The countdown was off on his phone. It showed over two minutes left when my button went live. He refreshed, and got the 503 error. (He may have poked the un-live button a few times before switching to my computer. I'm not sure if that would submit the list if it was supposed to be live. It didn't appear to be doing anything.) When he logged in on my computer, the button to submit his list was live. Do you know if the button appears while you're in the queue?
I'm not confident enough in my memory of the situation to say whether the button remains while you are in the queue. My queue time was very short and I only had one tab open this year (after my double submission issue from last year) and only clicked the button once. Then I immediately went to the forum to finish my place-in-line topic.
Quick, everyone: what games did you miss out on last year?
No one remembers. And it didn't affect anyone's enjoyment of the Con last year at all.
I missed three tickets for Privateer Press speed-painting round 5, but that was due to my own mistake with double booking. :p
I still had a great GenCon.
Not blasting people for being upset now, just saying that no one I've ever met spends their con bemoaning the games they didn't get into at prereg. Maybe there are people who do, I guess. But I don't know 'em, and probably don't want to.
I can go back about 3-5 years remembering what I got shut out of. A big part of it was 5 straight years of being shut out of every You too can Cthulhu game I tried for. Missing a particular game has never ruined my experience but I like a lot of different kinds of games. I see how a person with a less diverse taste could be put out if they didn't get anything they wanted. If you only ply a certain edition of D&D or, X-wing minis, or call of Cthulhu for instance.
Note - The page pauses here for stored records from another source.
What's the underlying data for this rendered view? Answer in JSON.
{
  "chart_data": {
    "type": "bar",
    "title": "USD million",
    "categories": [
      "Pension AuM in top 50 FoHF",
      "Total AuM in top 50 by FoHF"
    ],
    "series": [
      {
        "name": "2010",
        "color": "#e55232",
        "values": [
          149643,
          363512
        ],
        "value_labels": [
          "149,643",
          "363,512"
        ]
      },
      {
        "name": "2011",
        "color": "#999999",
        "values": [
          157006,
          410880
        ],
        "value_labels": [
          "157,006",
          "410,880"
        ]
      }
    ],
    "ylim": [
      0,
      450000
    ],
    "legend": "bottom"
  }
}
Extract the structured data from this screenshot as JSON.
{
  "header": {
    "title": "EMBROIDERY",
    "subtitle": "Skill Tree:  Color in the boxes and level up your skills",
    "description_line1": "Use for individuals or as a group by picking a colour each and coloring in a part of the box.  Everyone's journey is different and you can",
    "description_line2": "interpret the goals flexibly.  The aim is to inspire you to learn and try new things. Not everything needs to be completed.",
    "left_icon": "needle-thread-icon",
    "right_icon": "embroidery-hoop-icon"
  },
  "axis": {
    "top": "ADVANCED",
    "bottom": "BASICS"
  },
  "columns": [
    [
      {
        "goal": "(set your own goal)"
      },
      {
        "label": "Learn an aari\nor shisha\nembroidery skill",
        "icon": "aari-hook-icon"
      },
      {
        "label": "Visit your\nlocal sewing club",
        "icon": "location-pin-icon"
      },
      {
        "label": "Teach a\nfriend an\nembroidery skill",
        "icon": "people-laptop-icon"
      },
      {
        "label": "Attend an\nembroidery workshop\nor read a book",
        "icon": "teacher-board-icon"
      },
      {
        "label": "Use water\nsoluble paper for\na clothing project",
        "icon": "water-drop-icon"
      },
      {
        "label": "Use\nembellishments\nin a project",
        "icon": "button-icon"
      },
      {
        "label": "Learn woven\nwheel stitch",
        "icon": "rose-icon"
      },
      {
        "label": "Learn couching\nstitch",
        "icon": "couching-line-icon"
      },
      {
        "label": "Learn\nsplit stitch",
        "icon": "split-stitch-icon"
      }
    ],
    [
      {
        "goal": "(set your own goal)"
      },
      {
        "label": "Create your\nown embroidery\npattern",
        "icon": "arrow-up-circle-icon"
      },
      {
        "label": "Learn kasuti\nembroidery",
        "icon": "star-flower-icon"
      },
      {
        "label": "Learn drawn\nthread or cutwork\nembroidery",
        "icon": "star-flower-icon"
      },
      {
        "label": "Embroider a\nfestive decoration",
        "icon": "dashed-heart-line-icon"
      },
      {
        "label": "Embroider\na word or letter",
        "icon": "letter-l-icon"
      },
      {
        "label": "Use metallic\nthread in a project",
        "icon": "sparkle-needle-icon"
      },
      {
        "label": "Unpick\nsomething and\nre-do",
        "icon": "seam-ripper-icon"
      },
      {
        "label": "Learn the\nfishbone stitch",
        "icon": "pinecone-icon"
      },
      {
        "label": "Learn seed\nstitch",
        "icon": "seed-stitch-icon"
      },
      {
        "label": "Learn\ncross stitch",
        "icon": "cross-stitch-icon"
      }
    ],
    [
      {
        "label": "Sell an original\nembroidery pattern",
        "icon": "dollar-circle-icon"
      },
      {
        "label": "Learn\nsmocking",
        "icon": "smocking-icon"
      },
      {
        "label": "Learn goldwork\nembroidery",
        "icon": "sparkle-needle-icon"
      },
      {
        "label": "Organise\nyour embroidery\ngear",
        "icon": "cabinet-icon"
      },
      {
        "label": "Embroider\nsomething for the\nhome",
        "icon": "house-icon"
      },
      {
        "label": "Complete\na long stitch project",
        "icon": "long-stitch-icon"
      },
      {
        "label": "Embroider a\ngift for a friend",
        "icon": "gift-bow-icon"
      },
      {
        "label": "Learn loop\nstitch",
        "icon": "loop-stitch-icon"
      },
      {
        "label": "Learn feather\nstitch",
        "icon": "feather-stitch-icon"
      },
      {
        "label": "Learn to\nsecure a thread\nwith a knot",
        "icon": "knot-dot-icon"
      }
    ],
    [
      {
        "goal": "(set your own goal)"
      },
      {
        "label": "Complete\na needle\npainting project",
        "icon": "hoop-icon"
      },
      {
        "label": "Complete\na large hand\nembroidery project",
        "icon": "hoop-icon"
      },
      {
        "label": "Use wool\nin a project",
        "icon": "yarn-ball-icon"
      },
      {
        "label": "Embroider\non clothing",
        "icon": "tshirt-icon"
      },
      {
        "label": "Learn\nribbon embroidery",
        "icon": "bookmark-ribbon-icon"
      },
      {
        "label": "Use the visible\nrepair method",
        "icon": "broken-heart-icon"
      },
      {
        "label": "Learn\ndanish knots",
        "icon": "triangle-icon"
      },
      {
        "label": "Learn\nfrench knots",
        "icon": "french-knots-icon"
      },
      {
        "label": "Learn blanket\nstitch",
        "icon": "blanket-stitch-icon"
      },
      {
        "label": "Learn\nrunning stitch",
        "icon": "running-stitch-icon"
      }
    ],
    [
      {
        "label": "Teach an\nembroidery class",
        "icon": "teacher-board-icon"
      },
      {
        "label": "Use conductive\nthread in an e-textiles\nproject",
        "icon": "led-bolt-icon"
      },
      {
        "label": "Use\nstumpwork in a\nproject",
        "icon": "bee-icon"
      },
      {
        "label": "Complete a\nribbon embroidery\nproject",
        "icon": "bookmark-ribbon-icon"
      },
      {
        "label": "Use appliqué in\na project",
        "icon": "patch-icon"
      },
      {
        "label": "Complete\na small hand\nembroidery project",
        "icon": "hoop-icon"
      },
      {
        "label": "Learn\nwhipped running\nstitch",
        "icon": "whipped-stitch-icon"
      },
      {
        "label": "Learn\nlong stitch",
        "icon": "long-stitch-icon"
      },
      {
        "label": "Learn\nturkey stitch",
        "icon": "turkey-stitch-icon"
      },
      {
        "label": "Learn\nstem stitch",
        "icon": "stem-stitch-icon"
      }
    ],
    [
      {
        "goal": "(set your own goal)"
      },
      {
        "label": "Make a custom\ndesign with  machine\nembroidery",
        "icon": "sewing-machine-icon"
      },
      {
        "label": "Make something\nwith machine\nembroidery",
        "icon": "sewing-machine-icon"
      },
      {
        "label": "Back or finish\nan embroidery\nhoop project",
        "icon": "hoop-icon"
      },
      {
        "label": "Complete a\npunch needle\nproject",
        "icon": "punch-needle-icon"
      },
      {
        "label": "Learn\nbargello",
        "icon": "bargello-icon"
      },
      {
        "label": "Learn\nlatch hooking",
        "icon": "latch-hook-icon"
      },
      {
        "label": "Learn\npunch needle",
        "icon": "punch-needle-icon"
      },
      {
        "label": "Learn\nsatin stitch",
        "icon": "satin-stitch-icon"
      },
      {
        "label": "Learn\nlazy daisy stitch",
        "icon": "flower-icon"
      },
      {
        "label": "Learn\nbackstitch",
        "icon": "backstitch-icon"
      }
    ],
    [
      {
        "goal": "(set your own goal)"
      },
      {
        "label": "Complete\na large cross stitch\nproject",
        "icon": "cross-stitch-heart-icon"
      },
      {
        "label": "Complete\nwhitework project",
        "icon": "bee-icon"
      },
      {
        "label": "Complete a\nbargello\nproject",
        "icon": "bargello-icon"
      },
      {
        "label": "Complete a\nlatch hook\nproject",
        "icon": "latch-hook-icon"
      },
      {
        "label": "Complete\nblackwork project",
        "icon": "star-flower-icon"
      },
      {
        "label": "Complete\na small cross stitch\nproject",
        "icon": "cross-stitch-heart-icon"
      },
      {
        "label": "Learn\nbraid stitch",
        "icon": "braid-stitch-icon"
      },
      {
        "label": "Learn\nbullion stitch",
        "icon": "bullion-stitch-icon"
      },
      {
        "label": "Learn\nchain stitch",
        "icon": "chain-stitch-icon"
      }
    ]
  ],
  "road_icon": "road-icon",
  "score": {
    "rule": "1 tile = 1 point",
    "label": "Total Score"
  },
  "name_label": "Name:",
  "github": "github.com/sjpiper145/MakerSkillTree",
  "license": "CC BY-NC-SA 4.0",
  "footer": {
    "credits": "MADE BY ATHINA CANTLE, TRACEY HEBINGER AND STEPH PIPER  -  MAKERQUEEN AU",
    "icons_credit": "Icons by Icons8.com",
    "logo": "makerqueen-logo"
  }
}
I too got bad luck this year for events as it locked up and I ended up 6500 or so.
I will go, I will have a blast with my son. its just hard to explain to a 12 year old we won't be playing the games you helped me pick out because of a random error.
Wish list should be automatically submitted, with no more than 5 events processed from any list, then move to next person. Its super simple for them to do this, and would help make a more even playing field for everyone.
Remember that the GMs are people, go talk to them :) If their email wasn't listed, contact Derek and he can pass along a message or get contact info.
Also go back and check if events opened up. We just returned two tickets to T.I.M.E. Stories last night because my husband had no patience to wait until GENCON and bought the game (I'm so glad he bought it).
ever think this might be part of the problem? people opening multiple connections causing unnesasary strain on the system? 5000 people all opening up multiple tabs to the page is adding strain exponetionally
They should either have enough servers to handle the (artificial) demand, or institute a registration system that doesn't encourage people to load 10 pages at once.
Blaming the customers for engaging in behaviors that align with their interest is not going to get anywhere productive.
And you can turn it around....
Is there anyone out there defending the system who didn't get a low queue number and most if not all of their choices?